In practice the use of PTSC has not indicated a great concern for sensitisation. From literature there is only one case reported of dermal sensitisation in a chemist working in a lab of a major pharmaceutical company.(Watsky KL et al., 1995, Occupational contact dermatitis from tosyl chloride in a chemist. Contact Dermatitis.29(4):211-2.)

Migrated from Short description of key information:

Tosyl chloride was found sensitising in the LLNA test when dermally applied at concentrations of 5% and higher.

Justification for selection of skin sensitisation endpoint:

Only available study

Respiratory sensitisation

Endpoint conclusion
Endpoint conclusion:
no study available
Additional information:

When a substance has been proven to be sensitising to skin, it is in principle also possible it could act as a sensitising substance by inhalation. In the case of PTSC there are two aspects that can be considered:

- The vp is 0.13 Pa at 20°C, and the respirable fraction (≤ 4 µm) of the crystalline solid is below 0,04%. Also likelihood of exposures by aerosols from the use of the substance is low (also taking into consideration the low water solubility of 3.1 g/L). Consequently the likelihood of exposures via inhalation is low.

- When PTSC get into contact to the mucous of the upper bronchi it will readily hydrolyse to toluene sulfonic acid and HCL, both strong corrosive acids, but not sensitising substances.

Migrated from Short description of key information:

No data available. Likelihood of exposure is very low.

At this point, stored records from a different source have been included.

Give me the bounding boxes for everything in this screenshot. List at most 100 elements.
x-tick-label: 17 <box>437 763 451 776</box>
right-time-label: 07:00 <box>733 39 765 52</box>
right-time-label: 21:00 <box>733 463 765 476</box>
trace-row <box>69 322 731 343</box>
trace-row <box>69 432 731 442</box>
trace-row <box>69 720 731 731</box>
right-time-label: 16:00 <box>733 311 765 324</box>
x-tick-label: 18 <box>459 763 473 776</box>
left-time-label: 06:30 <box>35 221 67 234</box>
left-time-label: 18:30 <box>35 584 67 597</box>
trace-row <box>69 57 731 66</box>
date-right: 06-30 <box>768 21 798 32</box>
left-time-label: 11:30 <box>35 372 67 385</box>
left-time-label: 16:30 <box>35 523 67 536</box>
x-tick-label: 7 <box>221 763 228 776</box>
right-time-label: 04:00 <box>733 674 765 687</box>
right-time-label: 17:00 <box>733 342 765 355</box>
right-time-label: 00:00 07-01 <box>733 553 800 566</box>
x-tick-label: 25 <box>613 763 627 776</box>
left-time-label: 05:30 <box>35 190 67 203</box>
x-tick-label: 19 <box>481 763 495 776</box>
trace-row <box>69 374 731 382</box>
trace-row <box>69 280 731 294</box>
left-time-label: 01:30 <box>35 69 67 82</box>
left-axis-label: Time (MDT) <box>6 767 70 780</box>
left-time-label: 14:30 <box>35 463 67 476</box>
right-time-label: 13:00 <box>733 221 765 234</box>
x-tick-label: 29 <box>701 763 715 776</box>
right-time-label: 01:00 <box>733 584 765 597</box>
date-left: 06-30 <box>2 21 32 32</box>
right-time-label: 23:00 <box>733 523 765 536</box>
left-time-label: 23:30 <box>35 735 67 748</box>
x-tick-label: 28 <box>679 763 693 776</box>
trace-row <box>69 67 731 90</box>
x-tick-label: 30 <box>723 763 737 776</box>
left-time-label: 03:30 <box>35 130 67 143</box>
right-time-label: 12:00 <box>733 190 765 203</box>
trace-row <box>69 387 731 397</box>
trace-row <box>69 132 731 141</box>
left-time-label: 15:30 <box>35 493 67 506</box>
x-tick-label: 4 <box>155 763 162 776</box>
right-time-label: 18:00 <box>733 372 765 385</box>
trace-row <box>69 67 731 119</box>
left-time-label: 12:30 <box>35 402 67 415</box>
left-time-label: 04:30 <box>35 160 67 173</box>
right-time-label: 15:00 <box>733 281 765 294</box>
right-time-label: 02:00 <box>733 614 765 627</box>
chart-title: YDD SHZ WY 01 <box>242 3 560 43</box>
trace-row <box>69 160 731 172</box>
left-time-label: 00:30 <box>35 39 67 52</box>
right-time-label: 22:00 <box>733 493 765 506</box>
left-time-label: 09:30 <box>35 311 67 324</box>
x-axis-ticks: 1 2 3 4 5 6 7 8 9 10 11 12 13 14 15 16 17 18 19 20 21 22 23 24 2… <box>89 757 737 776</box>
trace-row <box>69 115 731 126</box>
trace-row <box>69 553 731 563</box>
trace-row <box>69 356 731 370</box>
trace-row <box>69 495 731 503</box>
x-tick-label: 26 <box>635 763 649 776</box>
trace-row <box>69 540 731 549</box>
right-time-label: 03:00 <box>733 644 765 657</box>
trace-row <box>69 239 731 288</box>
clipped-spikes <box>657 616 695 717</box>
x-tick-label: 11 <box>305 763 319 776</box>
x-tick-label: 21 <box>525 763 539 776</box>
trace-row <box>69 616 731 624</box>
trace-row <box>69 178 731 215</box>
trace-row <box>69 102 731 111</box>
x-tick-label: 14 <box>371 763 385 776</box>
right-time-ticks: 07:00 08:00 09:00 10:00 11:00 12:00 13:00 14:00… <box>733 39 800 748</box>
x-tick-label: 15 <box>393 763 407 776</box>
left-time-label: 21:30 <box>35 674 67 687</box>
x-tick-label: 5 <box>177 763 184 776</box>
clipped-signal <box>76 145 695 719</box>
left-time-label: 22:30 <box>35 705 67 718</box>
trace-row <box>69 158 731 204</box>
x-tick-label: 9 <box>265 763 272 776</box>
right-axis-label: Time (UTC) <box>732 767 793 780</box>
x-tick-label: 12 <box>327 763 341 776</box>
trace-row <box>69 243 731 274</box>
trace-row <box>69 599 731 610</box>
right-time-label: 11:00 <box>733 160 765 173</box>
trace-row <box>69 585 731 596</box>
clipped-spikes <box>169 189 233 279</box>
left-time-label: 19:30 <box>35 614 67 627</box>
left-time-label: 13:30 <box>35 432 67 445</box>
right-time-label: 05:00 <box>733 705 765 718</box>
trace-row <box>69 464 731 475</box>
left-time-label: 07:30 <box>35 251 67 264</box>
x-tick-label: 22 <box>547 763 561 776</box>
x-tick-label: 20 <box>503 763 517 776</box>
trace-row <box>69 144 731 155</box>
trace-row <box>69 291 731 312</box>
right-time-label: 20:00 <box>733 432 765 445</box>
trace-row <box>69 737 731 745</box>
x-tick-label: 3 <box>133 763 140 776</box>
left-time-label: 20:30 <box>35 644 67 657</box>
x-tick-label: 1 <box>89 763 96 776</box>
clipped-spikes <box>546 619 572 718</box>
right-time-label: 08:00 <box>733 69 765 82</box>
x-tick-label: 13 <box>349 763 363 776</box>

Justification for classification or non-classification

The available data indicate a need for classification for Tosyl chloride based on the positive outcome in a LLNA which is consistent with its chemical profile indicating a possibility to react with protein. The available data is not suitable for sub-categorisation. The substance therefore is classified Cat.1 for skin sensitisation for GHS with H317: May cause an allergic skin reaction.

There is no information available that would indicate a need for classification for respiratory sensitisation.